I recently visited the Museum of Fiavè, in Trentino, which is a pile-dwelling site inscribed in the UNESCO Cultural Heritage list. Though a rather small museum, it is definitely worth a visit: opened in April 2012, it utilises a lot of engaging designs solutions. The ground floor, focusing on the glaciation period, the prehistory of the area, and the story of the discovery, functions well as an introduction to the focus on the pile-dwellings settlement, discovered in 1969 by Renato Perini. An earlier settlment, dating to the Neolithic age on the lake shores, left space to an expanded pile-dwellings village, which in the Bronze age.
The first floor introduces to the site and explains how it has been studied. A lot of interactives, such as that in the image on the left, prompt visitors (which are mostly school groups and families) to ‘discover the discoveries’ by opening windows or sliding panels, while also principles of stratigraphy are explained through reconstructions and panels. A second room displays many of the objects found on site: vases, various tools, and materials locate the settlement of Fiavè-Carera within a wider network of commercial relationships (amber and copper were imported through the Alps) and cultural influences.
The second floor is designed as an itinerary throughout the pile-dwellings settlement: notice the piles emerging from the lake, while we walk on the platform near this (rather spectral) woman preparing a vase. Here, different aspects of the life in the Bronze age village are explored: food, clothes, hunting, etc.
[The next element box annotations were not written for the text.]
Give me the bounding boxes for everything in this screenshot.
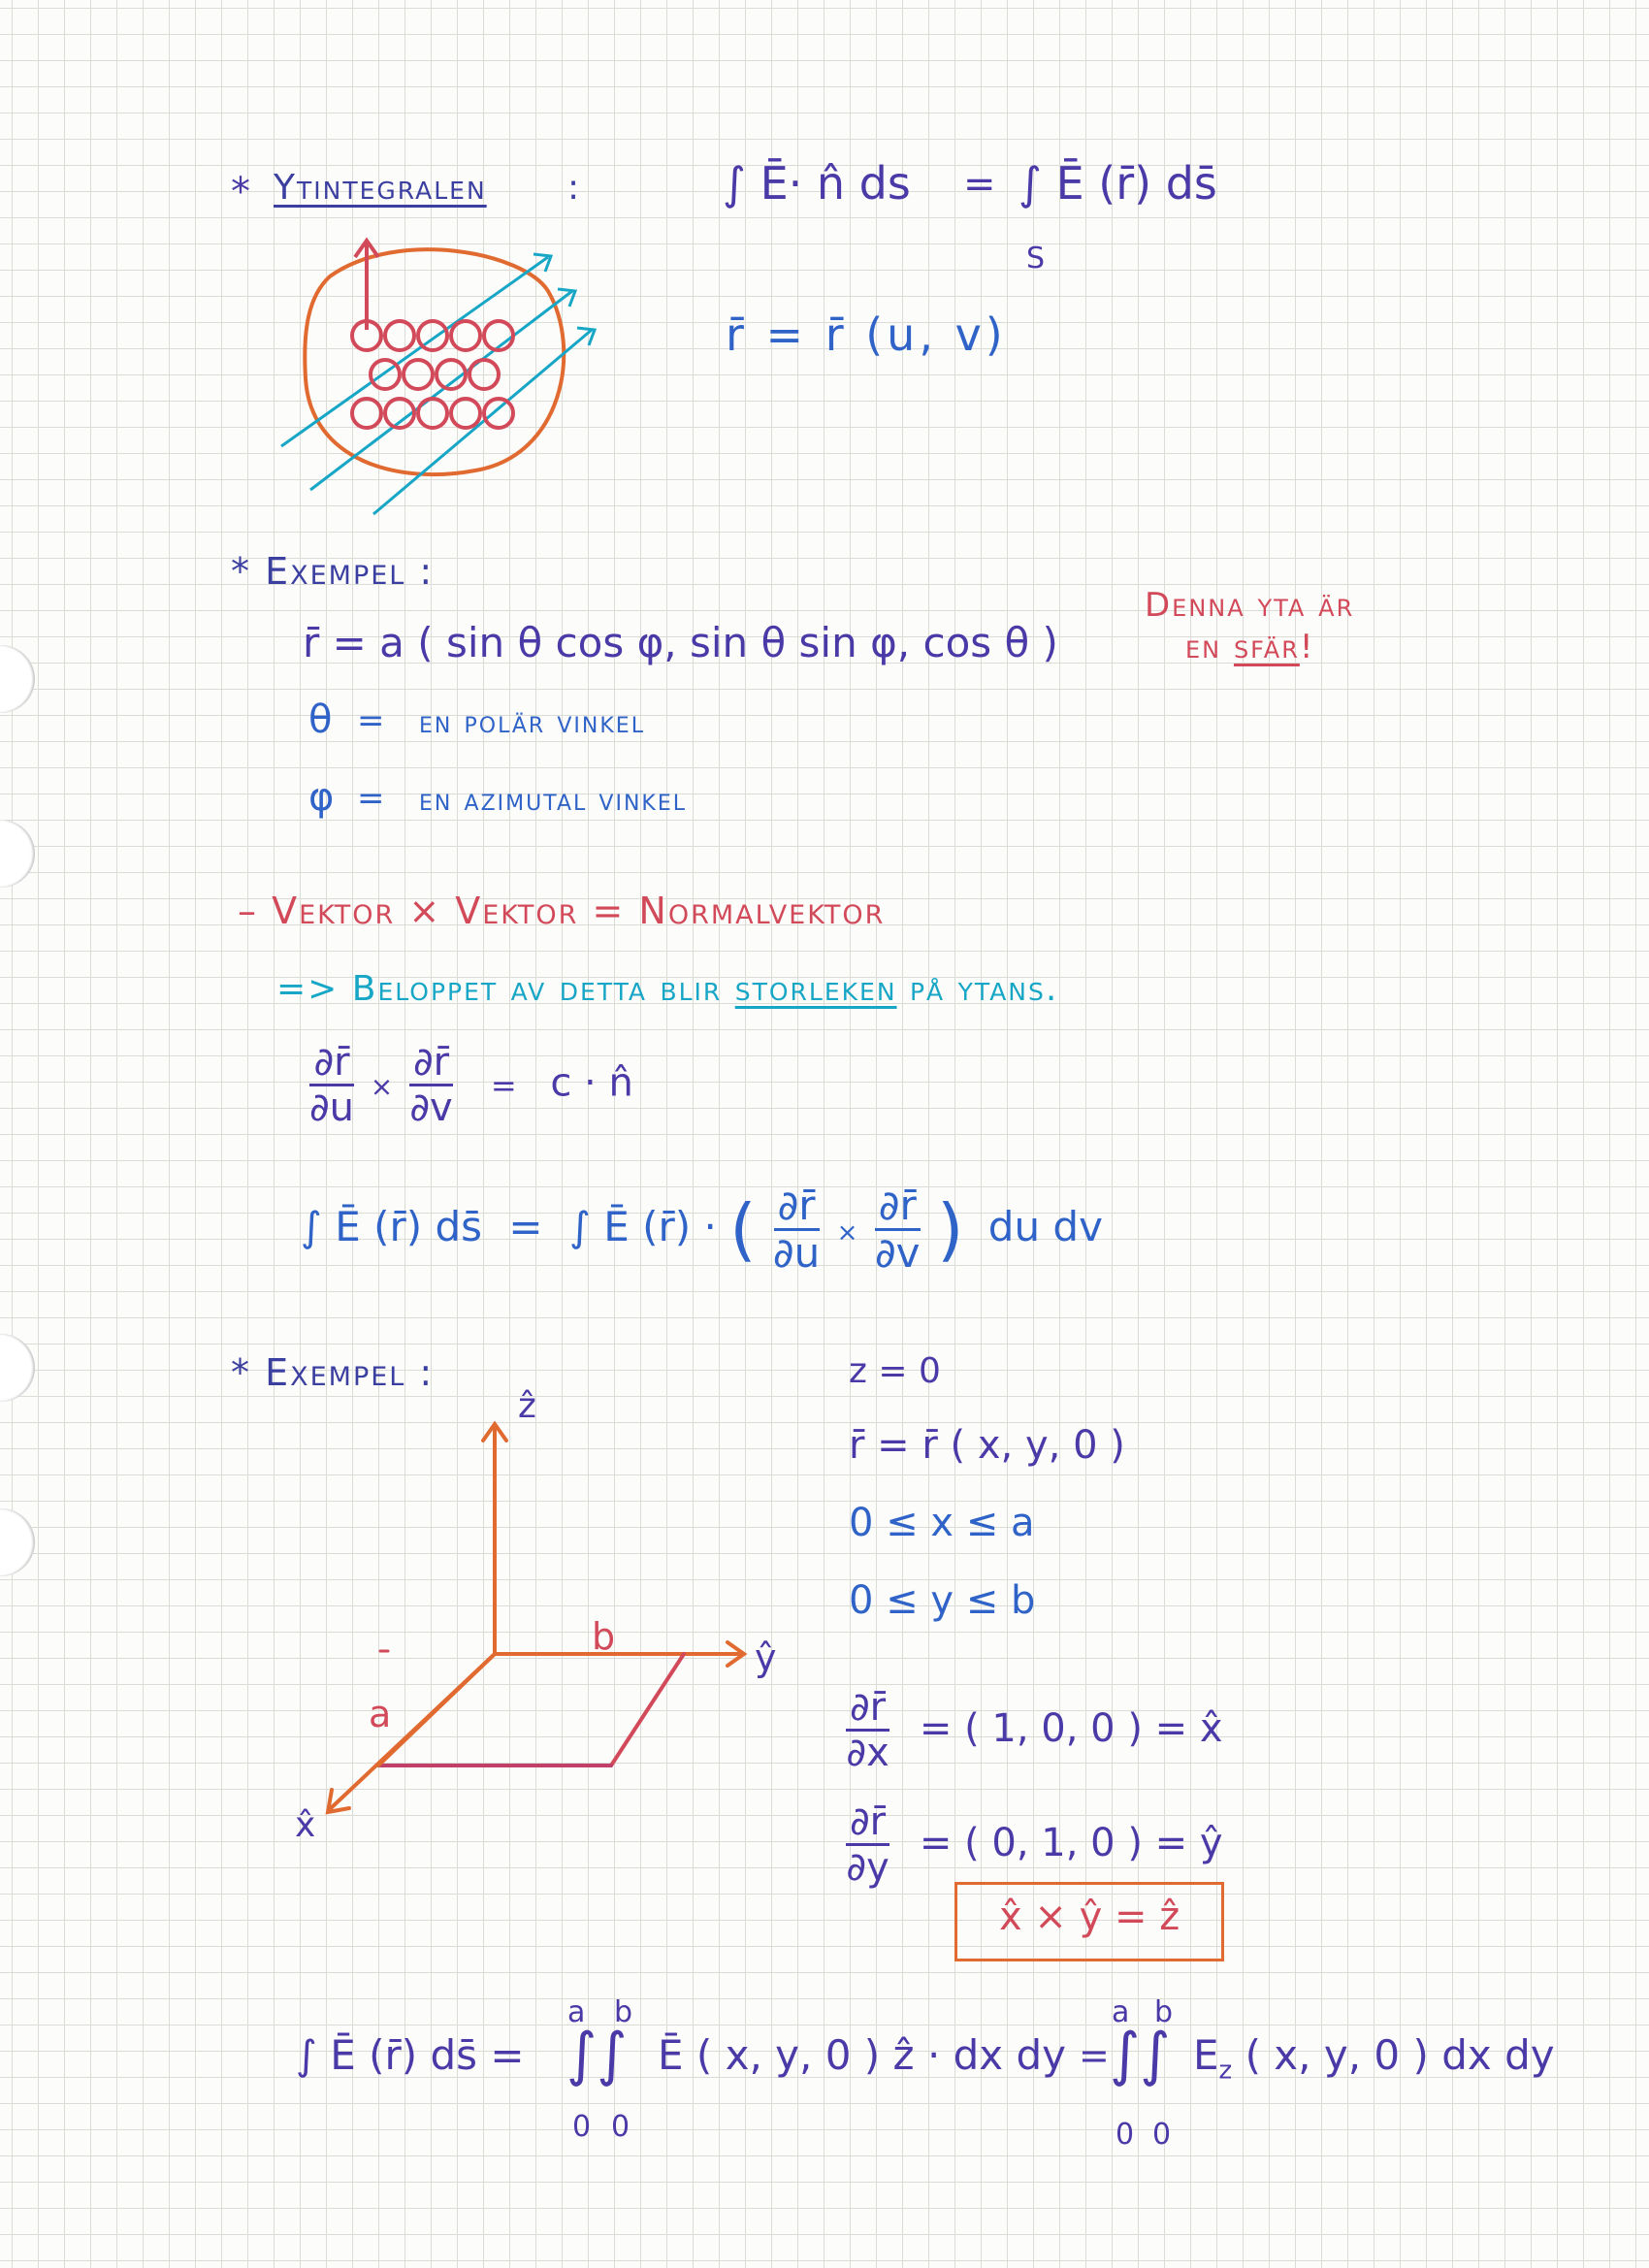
sphere-note-line1: Denna yta är	[1145, 586, 1355, 625]
theta-symbol: θ	[308, 697, 333, 742]
int-upper-b: b	[614, 1995, 633, 2029]
sphere-note-line2	[1185, 628, 1315, 666]
int-upper-b-2: b	[1154, 1995, 1174, 2029]
final-integral-mid: Ē ( x, y, 0 ) ẑ · dx dy	[658, 2031, 1067, 2079]
int-upper-a: a	[567, 1995, 586, 2029]
side-label-b: b	[592, 1615, 616, 1658]
sphere-note-sfar: sfär	[1233, 628, 1300, 666]
partials-cross-product	[306, 1040, 633, 1130]
binder-hole	[0, 645, 35, 713]
dr-du-fraction-2: $\frac{\partial r̄}{\partial u}$	[772, 1182, 821, 1277]
flux-integral-lhs: ∫ Ē (r̄) ds̄	[301, 1203, 483, 1250]
example2-heading: * Exempel :	[231, 1351, 435, 1394]
c-times-n: c · n̂	[550, 1060, 633, 1106]
side-label-a: a	[369, 1693, 392, 1735]
surface-integral-eq: =	[963, 162, 996, 207]
dr-dy-result: = ( 0, 1, 0 ) = ŷ	[919, 1820, 1223, 1865]
paren-open: (	[729, 1189, 757, 1270]
magnitude-statement-c: på ytans.	[909, 969, 1059, 1009]
surface-integral-lhs: ∫ Ē· n̂ ds	[723, 157, 911, 210]
binder-hole	[0, 820, 35, 888]
phi-eq: =	[357, 779, 385, 818]
parametrization: r̄ = r̄ (u, v)	[726, 308, 1007, 361]
surface-integral-sub: S	[1026, 242, 1046, 275]
theta-eq: =	[357, 701, 385, 740]
int-lower-0c: 0	[1116, 2118, 1135, 2152]
y-axis-label: ŷ	[755, 1636, 777, 1679]
final-ez-sub: z	[1218, 2056, 1233, 2086]
flux-integral-end: du dv	[987, 1203, 1103, 1250]
phi-symbol: φ	[308, 775, 335, 820]
coordinate-sketch	[310, 1397, 815, 1863]
cross-symbol-2: ×	[836, 1218, 858, 1247]
z-condition: z = 0	[849, 1351, 941, 1391]
dr-dv-fraction-2: $\frac{\partial r̄}{\partial v}$	[874, 1182, 921, 1277]
dr-dx-line	[842, 1685, 1223, 1775]
dr-du-fraction: $\frac{\partial r̄}{\partial u}$	[309, 1040, 355, 1130]
int-lower-0b: 0	[611, 2110, 630, 2144]
section1-star: *	[231, 170, 250, 214]
final-integral-lhs: ∫ Ē (r̄) ds̄ =	[296, 2031, 525, 2079]
magnitude-statement	[276, 969, 1059, 1009]
sphere-parametrization: r̄ = a ( sin θ cos φ, sin θ sin φ, cos θ )	[303, 619, 1058, 666]
binder-hole	[0, 1334, 35, 1402]
paren-close: )	[937, 1189, 964, 1270]
dr-dx-fraction: $\frac{\partial r̄}{\partial x}$	[846, 1685, 889, 1775]
phi-definition: en azimutal vinkel	[419, 781, 688, 818]
section1-heading: Ytintegralen	[274, 168, 487, 208]
final-rhs-tail: ( x, y, 0 ) dx dy	[1245, 2031, 1555, 2079]
final-integral-rhs	[1193, 2031, 1555, 2086]
flux-integral-mid: ∫ Ē (r̄) ·	[568, 1203, 717, 1250]
example1-heading: * Exempel :	[231, 550, 435, 593]
int-lower-0a: 0	[572, 2110, 592, 2144]
flux-integral-eq: =	[508, 1203, 543, 1250]
rectangle-far-edge	[611, 1654, 684, 1766]
surface-element-circles	[352, 321, 513, 428]
x-axis-label: x̂	[295, 1805, 316, 1845]
final-ez: E	[1193, 2031, 1219, 2079]
y-range: 0 ≤ y ≤ b	[849, 1578, 1036, 1623]
surface-integral-rhs: ∫ Ē (r̄) ds̄	[1018, 157, 1217, 210]
double-integral-1: ∫∫	[566, 2021, 628, 2089]
dr-dy-fraction: $\frac{\partial r̄}{\partial y}$	[846, 1799, 889, 1890]
surface-sketch	[291, 233, 601, 524]
x-range: 0 ≤ x ≤ a	[849, 1501, 1035, 1545]
cross-product-rule: – Vektor × Vektor = Normalvektor	[238, 890, 886, 932]
flux-integral	[301, 1182, 1103, 1277]
magnitude-statement-a: => Beloppet av detta blir	[276, 969, 723, 1009]
binder-hole	[0, 1508, 35, 1576]
dr-dy-line	[842, 1799, 1223, 1890]
double-integral-2: ∫∫	[1110, 2021, 1171, 2089]
boxed-cross-product: x̂ × ŷ = ẑ	[999, 1895, 1180, 1939]
equals-symbol: =	[490, 1066, 517, 1104]
normal-arrow	[355, 241, 378, 330]
theta-definition: en polär vinkel	[419, 703, 645, 740]
int-lower-0d: 0	[1152, 2118, 1172, 2152]
int-upper-a-2: a	[1112, 1995, 1130, 2029]
final-integral-eq: =	[1079, 2034, 1110, 2077]
r-definition: r̄ = r̄ ( x, y, 0 )	[849, 1423, 1125, 1468]
sphere-note-en: en	[1185, 628, 1222, 666]
magnitude-statement-b: storleken	[734, 969, 897, 1009]
sphere-note-bang: !	[1299, 628, 1315, 666]
dr-dx-result: = ( 1, 0, 0 ) = x̂	[919, 1705, 1223, 1751]
section1-heading-colon: :	[567, 168, 580, 208]
cross-symbol: ×	[370, 1070, 394, 1103]
z-axis-label: ẑ	[518, 1386, 536, 1426]
dr-dv-fraction: $\frac{\partial r̄}{\partial v}$	[409, 1040, 453, 1130]
surface-outline	[305, 249, 564, 474]
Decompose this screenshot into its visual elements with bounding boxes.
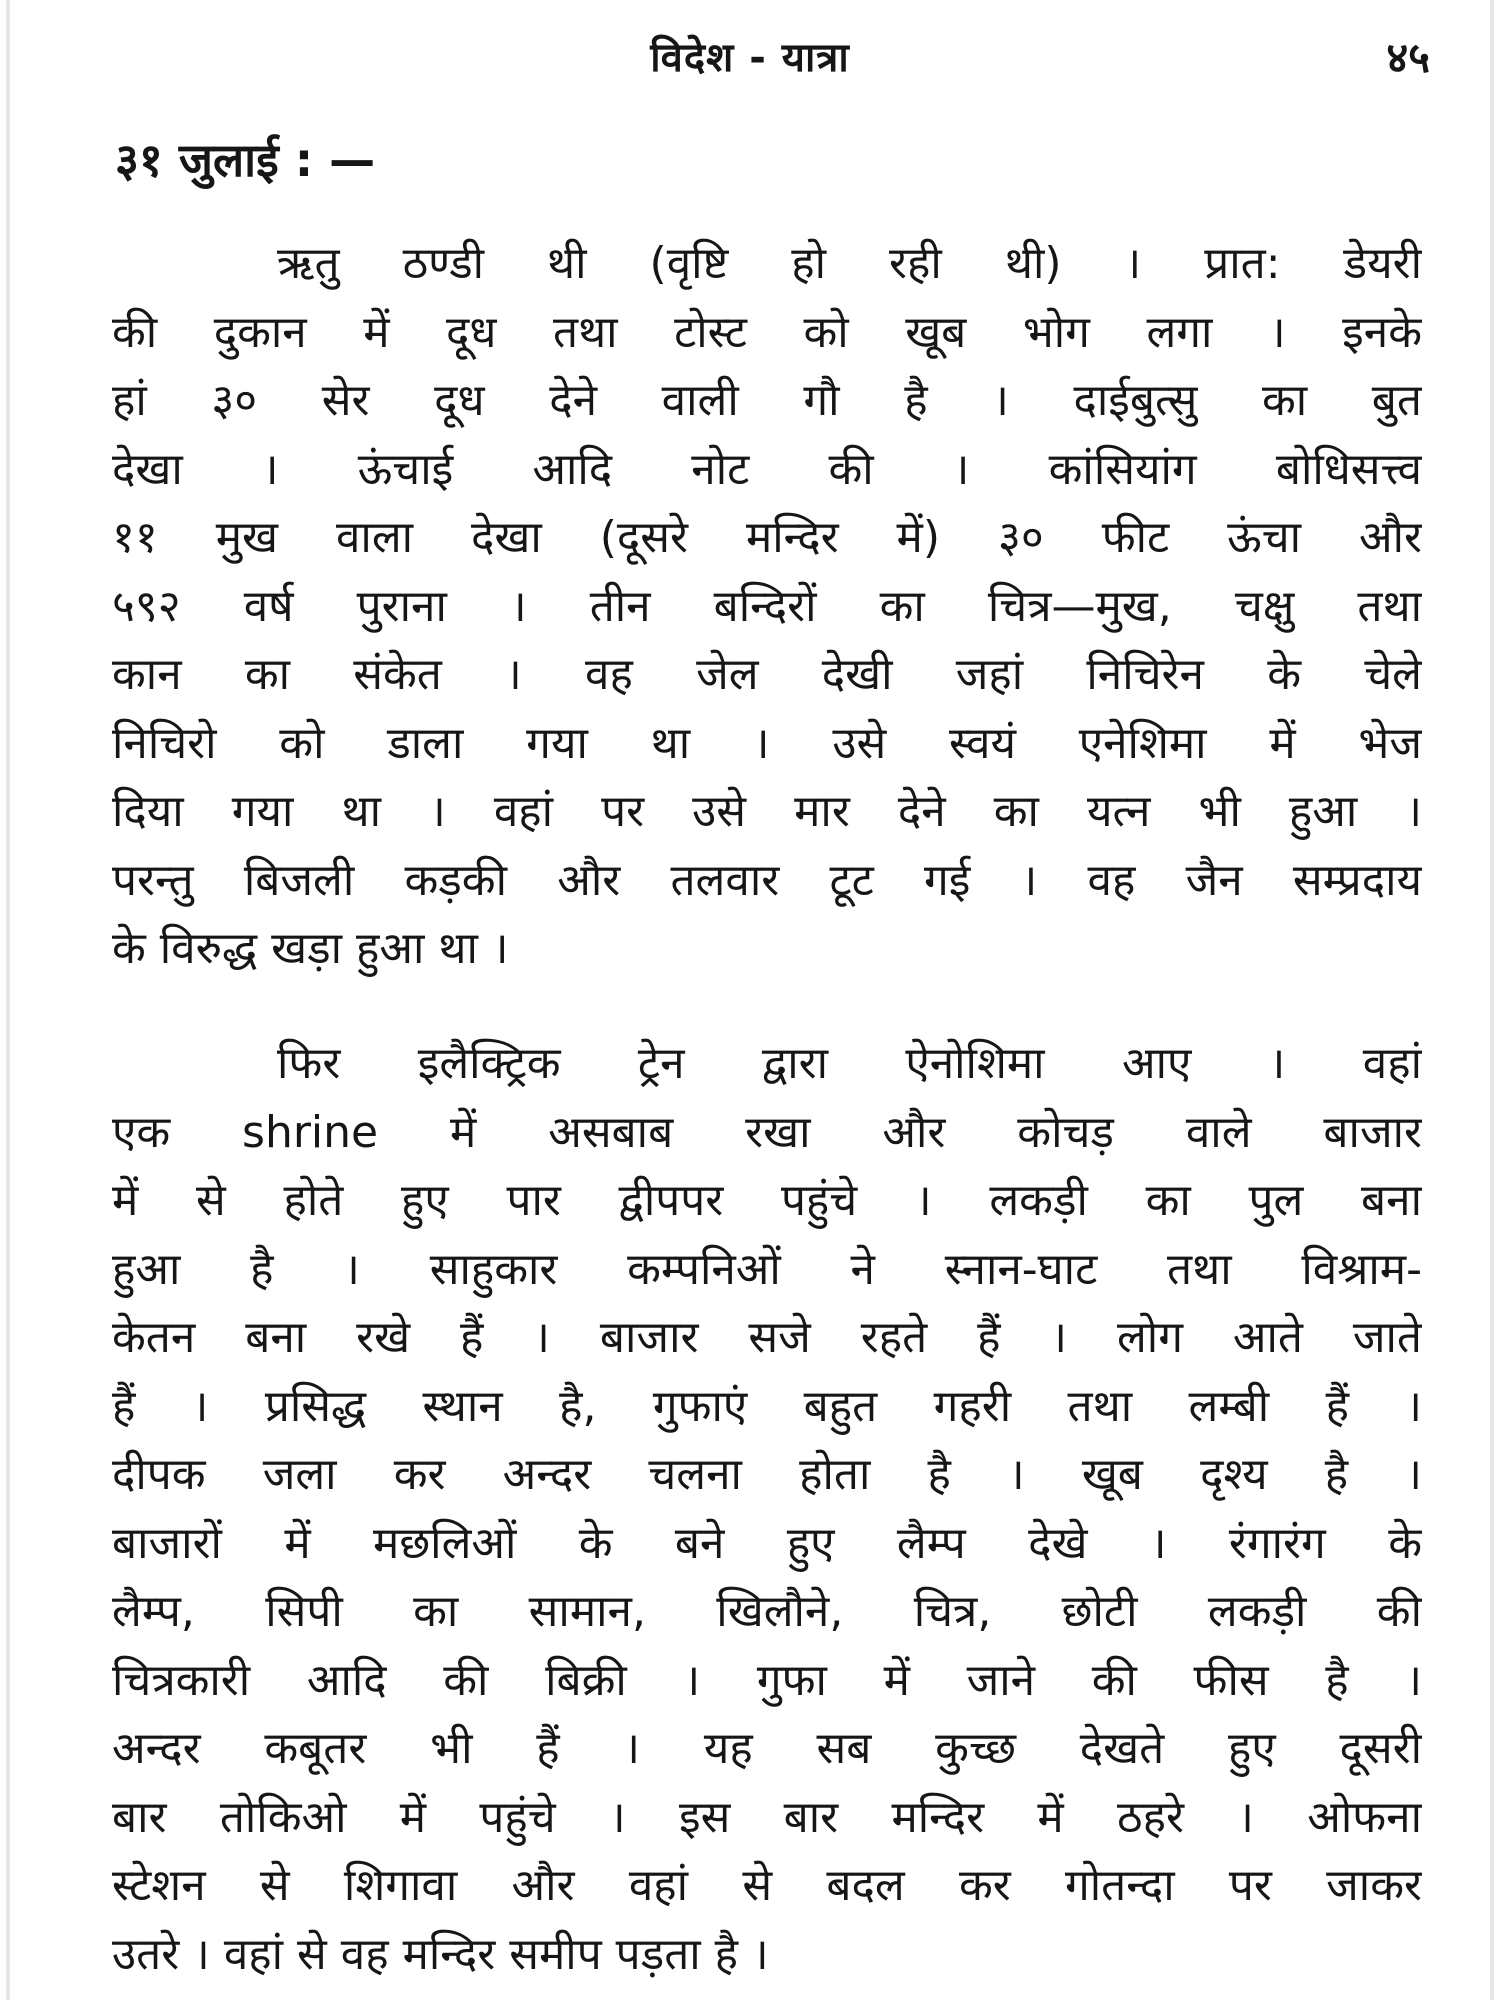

Some of the most remarkable and famous findings from the site are indeed exhibited here, as this wonderfully woven helmet.
On this floor, there are also few dioramas showing the settlements, and a great case illustrating the different phases from the Neolithic until the Late Bronze, with the different positions of the settlement in relation to the lake.
After having visited the museum, we decided naturally to visit also the site, from the village of Fiavè, a short walk across the fields leads to it.
Where once the was the Lake Carera, there is now a moss which has been partially excavated revealing the rich material culture of this village, which is relatively close to the second main pile-dwellings site of Ledro, with which it shares indeed the UNESCO acknowledgement.
Nearby, a viewing platform allows glimpsing both the prehistoric settlement and the modern Fiavè in the background.
Finally, for everyone who follows me on Twitter and has been wondering what is my header image: mystery solved! Outside the museum a modern sculpture celebrates the settlements with the ‘lake’ surface reflecting the sun directly on the little houses, a lovely tribute to the first community living in this area.